Anders Nilsson of Stockholm University and his co-workers have used ultrafast laser pulses to rapidly melt ice at temperatures and pressures close to those at which the two deeply supercooled liquid phases of water are thought to exist. They then used x-ray scattering to see a signature of the two liquids and the liquid–liquid phase transition between them – an abrupt (first-order) transition that, like the transition between a normal liquid and gas phase, ends in a critical point where the two phases become indistinguishable.²

‘The new results are the most persuasive evidence to date of a liquid–liquid critical point [LLCP] in water,’ says physicist Greg Kimmel of Pacific Northwest National Laboratory in Richland, Washington.

‘The LLCP is important because it is the source of the water anomalies,’ says Nilsson. It means that ordinary water at ambient conditions is in fact a supercritical liquid, existing at temperatures above the critical point of the two metastable (provisionally stable) supercooled liquid phases. One of these phases is denser than ordinary water because it lacks many of the hydrogen bonds between H₂O molecules that keep the molecules at ‘arm’s length’ in the other, lower-density liquid. The competition between a hydrogen-bonded, more open structure – which makes normal ice less dense than water itself – and the closer-packed structure is ultimately what creates anomalies such as water’s density maximum being 4°C above freezing.

The liquid–liquid transition (LLT) is predicted at temperatures below a LLCP at about -50°C and at a pressure of around 1000 atmospheres. But it’s virtually impossible to probe this region of the phase diagram without water freezing to ice. Several previous experiments have offered indirect hints of the LLT and LLCP^3-5, but nothing definitive. In collaboration with Kyung Hwan Kim of the Pohang University of Science and Technology in Korea and others, Nilsson’s group has been using the combination of rapid laser heating of amorphous ice – a disorderly form of ice that is like an ‘arrested liquid’ – and x-ray scattering to see signs of a LLT in the few microseconds before ice crystals began to nucleate and grow.⁴

‘If you want to move the state conditions of water close to the LLCP and make a measurement, you have to beat the crystallisation timescale,’ Nilsson explains. In the new experiments they can melt the ice in less than a nanosecond. Then the sample, held in a vacuum chamber, begins to expand and decompress. ‘If you probe it at various times during decompression, you can study the liquid at different pressures,’ says Nilsson. ‘All of this has to be performed within a few microseconds, otherwise you will only see ice.’ Physicist Francesco Sciortino of the Sapienza University of Rome, one of the team that predicted water’s LLCP in 1992, says that experiments like this ‘could not have been imagined even 10 years ago’.

Nilsson and Kim have now tweaked the experiments to get a more complete view of the phase diagram in this region. ‘The new results provide strong support for the LLT,’ says Kimmel.
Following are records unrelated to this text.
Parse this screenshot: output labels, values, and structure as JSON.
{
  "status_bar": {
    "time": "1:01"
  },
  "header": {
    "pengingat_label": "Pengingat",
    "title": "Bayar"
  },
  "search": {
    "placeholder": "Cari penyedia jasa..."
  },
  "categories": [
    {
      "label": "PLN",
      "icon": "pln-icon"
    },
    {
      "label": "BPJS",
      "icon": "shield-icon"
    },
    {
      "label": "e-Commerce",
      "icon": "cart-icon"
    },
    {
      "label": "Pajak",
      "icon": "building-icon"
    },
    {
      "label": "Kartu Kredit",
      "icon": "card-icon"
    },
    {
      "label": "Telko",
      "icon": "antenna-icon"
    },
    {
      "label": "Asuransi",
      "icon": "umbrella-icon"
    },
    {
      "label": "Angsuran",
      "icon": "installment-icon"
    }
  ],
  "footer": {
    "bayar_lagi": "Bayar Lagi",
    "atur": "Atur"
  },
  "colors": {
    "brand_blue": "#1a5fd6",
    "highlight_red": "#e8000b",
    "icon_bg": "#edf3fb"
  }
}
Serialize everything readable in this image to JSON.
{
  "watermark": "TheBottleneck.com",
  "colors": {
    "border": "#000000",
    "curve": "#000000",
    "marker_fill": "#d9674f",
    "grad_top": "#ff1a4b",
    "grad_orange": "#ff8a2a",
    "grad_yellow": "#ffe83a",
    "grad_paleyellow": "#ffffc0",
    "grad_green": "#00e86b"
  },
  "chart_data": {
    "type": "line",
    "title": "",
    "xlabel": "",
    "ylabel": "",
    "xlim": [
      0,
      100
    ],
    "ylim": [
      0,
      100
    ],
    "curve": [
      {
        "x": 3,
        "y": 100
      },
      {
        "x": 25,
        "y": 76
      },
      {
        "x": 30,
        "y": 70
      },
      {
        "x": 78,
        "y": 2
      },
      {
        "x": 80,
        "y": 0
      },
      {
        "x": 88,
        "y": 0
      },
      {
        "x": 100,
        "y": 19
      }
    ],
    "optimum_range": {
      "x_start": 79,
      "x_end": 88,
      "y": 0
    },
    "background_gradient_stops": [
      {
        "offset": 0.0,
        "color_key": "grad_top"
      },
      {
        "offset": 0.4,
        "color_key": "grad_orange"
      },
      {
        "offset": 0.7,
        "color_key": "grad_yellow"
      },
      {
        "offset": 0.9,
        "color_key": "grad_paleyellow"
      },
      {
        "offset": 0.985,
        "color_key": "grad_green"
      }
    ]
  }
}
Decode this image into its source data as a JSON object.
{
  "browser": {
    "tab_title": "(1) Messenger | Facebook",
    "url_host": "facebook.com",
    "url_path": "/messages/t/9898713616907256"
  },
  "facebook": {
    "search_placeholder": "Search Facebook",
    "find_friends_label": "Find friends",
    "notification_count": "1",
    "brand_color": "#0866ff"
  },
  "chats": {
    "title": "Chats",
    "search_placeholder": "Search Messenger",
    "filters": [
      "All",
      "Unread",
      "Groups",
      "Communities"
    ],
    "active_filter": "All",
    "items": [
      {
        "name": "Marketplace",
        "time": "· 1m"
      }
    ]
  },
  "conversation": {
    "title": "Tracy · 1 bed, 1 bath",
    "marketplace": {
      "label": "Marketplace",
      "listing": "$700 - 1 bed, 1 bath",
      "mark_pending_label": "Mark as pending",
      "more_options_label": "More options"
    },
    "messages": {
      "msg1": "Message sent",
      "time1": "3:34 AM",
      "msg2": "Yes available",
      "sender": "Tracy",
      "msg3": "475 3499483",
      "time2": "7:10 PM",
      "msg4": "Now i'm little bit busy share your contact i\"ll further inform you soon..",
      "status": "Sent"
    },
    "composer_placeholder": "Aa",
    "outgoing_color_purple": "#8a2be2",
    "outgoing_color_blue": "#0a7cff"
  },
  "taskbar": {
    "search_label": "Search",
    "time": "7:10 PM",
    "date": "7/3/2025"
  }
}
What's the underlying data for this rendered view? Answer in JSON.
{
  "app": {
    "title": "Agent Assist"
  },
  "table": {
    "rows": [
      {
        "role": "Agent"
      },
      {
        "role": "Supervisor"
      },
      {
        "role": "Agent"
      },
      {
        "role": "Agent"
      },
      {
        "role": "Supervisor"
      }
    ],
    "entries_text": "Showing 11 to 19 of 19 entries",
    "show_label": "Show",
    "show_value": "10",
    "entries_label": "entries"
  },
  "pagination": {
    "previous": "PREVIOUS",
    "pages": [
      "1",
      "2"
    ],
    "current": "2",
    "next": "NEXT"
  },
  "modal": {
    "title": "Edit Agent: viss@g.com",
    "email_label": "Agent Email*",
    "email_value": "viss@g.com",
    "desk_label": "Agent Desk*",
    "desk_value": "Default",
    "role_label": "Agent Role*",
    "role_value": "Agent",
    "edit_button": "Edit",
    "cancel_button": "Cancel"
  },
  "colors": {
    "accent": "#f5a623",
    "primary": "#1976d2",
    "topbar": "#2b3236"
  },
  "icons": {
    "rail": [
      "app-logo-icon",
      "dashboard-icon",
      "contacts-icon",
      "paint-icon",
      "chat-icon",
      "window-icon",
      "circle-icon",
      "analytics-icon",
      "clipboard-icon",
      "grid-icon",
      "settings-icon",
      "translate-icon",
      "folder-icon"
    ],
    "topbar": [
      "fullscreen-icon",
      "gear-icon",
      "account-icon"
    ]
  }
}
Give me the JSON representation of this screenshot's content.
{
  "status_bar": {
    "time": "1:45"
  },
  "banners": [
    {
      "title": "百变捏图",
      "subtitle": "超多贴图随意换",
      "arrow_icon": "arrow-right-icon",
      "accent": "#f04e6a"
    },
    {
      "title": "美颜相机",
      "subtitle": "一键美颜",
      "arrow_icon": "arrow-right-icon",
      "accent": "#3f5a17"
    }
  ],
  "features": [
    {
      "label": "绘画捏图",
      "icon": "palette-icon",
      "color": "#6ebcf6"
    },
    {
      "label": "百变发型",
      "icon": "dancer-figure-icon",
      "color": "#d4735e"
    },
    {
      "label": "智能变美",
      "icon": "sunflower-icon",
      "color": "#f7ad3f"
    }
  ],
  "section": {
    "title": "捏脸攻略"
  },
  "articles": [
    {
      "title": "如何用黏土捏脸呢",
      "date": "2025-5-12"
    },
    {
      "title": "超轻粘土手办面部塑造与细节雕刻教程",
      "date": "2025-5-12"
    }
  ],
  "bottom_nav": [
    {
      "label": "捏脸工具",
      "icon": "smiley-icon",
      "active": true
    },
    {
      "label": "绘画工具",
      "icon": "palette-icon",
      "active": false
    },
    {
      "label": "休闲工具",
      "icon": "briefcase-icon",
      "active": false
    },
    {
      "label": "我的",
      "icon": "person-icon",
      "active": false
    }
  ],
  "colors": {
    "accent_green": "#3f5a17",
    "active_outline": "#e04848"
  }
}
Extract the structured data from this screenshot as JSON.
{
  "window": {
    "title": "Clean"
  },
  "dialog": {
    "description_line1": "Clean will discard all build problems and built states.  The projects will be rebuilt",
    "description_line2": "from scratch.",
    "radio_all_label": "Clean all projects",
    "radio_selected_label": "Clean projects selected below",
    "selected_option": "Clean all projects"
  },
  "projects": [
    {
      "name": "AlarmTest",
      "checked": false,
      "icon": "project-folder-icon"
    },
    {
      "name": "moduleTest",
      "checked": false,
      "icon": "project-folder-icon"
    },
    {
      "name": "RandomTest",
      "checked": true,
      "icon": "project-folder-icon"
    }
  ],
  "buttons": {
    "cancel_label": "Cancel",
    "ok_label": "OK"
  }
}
The researchers could also measure the heat capacity of their sample and found that this increased sharply, seemingly without limit, as the temperature approached about -63°C – exactly the kind of ‘divergence’ that signals a critical point.

‘This behaviour can only be interpreted by invoking an underlying free-energy landscape shaped by a critical point,’ says Sciortino. He cautions that there are still some experimental uncertainties – for example, the laser pulse ‘heats the sample in a way that is not fully controlled, and temperature inhomogeneities may develop’. But despite these issues, he says, ‘these beautiful experiments are fully consistent with the LLCP scenario’.